Though I don't exactly consider myself a geek, I have to confess to certain tendencies in that direction.
I don't believe I could have spent the last 25 years of my life writing computer programs AND considered it fun for more than 50% of the time AND chosen to use this sort of language to register these facts, were it not for the likelihood that, when it comes to my place on the autistic spectrum, I turn out to be somewhere near the blue end.

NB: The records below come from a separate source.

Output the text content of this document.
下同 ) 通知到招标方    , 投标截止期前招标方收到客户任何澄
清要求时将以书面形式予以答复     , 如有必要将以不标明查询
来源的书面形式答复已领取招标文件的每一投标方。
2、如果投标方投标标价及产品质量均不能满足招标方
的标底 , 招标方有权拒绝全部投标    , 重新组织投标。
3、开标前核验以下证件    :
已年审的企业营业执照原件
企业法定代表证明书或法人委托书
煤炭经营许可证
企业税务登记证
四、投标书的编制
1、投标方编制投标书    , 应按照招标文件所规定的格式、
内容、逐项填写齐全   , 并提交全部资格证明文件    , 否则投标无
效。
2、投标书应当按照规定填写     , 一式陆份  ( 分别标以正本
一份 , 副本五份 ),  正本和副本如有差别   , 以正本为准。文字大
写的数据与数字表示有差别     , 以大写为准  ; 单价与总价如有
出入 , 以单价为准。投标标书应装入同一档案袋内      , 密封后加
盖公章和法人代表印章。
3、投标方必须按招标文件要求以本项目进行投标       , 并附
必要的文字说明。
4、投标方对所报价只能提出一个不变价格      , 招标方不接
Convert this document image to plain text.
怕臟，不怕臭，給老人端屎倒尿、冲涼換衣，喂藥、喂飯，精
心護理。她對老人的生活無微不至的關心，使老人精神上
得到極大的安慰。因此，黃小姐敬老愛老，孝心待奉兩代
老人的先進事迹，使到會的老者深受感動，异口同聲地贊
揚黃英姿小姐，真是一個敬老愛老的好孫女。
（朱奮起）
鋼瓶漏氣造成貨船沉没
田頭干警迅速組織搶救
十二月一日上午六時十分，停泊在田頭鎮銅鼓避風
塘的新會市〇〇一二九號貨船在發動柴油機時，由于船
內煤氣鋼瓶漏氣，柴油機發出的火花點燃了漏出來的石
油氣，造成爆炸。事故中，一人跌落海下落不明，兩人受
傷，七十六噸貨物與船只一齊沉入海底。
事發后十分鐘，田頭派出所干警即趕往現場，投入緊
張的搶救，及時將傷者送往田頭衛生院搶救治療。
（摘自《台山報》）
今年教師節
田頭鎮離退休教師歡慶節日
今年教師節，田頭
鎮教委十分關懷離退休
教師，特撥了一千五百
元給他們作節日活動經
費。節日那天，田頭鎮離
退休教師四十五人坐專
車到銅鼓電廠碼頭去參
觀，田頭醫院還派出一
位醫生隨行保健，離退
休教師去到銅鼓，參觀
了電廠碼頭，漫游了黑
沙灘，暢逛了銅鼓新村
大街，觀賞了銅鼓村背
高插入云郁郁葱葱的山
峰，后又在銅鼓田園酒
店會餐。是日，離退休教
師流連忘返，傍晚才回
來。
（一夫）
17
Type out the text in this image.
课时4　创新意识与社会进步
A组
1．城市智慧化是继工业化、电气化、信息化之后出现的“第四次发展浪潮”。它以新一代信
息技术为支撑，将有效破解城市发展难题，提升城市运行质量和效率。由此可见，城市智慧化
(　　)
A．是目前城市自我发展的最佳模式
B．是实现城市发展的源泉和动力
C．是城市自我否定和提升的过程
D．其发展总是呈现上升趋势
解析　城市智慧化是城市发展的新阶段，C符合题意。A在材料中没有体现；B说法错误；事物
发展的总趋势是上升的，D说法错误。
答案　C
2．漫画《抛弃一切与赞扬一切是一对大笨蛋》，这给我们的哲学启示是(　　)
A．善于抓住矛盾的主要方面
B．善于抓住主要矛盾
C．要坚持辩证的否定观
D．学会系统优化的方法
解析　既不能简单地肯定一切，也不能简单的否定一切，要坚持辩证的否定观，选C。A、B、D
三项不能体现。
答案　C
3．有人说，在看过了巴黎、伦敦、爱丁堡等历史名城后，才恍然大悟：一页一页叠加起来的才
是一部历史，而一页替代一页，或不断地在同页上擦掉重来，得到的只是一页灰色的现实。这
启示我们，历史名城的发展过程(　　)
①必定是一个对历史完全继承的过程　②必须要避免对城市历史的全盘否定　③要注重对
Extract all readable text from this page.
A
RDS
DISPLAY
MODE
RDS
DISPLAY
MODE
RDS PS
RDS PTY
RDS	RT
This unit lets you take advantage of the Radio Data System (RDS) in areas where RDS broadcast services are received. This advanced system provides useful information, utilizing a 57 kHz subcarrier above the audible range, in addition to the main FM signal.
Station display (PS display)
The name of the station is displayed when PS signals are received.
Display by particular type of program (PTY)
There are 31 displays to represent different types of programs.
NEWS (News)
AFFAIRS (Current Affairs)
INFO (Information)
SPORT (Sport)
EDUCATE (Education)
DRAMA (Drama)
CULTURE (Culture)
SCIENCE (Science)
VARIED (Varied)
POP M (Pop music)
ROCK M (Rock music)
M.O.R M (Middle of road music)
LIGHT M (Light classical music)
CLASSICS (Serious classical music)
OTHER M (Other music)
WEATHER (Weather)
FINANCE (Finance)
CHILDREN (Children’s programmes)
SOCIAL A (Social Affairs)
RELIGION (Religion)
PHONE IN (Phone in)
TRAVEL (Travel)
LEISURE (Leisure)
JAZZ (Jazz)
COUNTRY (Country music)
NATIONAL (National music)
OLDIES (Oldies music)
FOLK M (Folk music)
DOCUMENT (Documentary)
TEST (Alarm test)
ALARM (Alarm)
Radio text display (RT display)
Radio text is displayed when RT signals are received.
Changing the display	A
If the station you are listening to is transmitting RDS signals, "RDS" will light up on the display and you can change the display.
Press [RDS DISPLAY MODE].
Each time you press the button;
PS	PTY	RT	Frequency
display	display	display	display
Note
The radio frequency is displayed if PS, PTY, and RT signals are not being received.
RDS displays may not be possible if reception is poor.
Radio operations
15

All the same, when it comes to geeks, I'm nothing special. It's true, I enjoy mathematical puzzles, I have a small stamp collection and read tool catalogues but I also like paintings and other forms of art and have been known, at times, to hold strong political views. Being only a minor geek; being merely ... geekish, I think of myself as a kind of channel between the two worlds: the geek world - the world of knowledge, of delight in detail, discipline (in the monkish sense) and uncomplicated friendships and the other one, the world that most people seem to want to belong to - the world of flamboyance, fluffiness, studied-incompetence and clumsily-constructed explanations.
Of course, it's common knowledge that geeks score very highly when it comes to complicated technical matters. Such things could be said to constitute their principle source of pleasure - which is fortunate for the rest of us, as it should be clear by now that it's the geeks who are keeping the whole show on the road. You only have to think for a short while about what keeps the electricity on, your mobile phone working, about having at television AT ALL, to realise that neither you, nor anyone else you know has the faintest inkling about how it all fits together.
You might expect the geek to demand a very high level of reward for carrying out these critically important functions, but you'd be mistaken. A liberal dress-code, freedom from petty distractions and a plentiful supply of pizzas are generally sufficient to keep things ticking along. And while honours and public acclaim might seem entirely reasonable expectations - to the geek sensibility, simple acknowledgment of the true state of things would be recognition enough.
Sadly, even the most modest level of respect is rarely forthcoming. It's as if awareness of the fact that our daily existence rests in the hands of train-spotters and dungeon-quest experts is too much to take on board - with the consequence that geeks are all to often the object of derision; their harmless enthusiasms riculed, their awkwardness in social situations mercilessly mocked.
This would all be terribly sad were it not for the fact that geeks have a characteristically geekish way of getting their own back. It draws on a shared, esoteric knowledge of a geek sacred text - Douglas Adams: A Hitchhiker's Guide to the Galaxy. Amongst other tales, the book recounts how the inhabitants of the planet Golgafrincham, on resolving to rid themselves of a third of their population they consider completely useless, concoct a story that the planet is shortly to be destroyed in a great catastrophe. They persuade all the hairdressers, insurance salesmen, personnel officers, management consultants, telephone sanitisers and hedge-fund managers to board the B-Ark - one of three giant Ark spaceships - and promise them that everyone else will follow shortly in the other two.
And so it was that in the various offices and research centres where I spent a good slice of my life engaged in geekish pursuits, the unwelcome interference of opinionated, self-important people would be met by a knowing exchange of glances and by the quiet intonation of the simple mantra ..... B-Ark.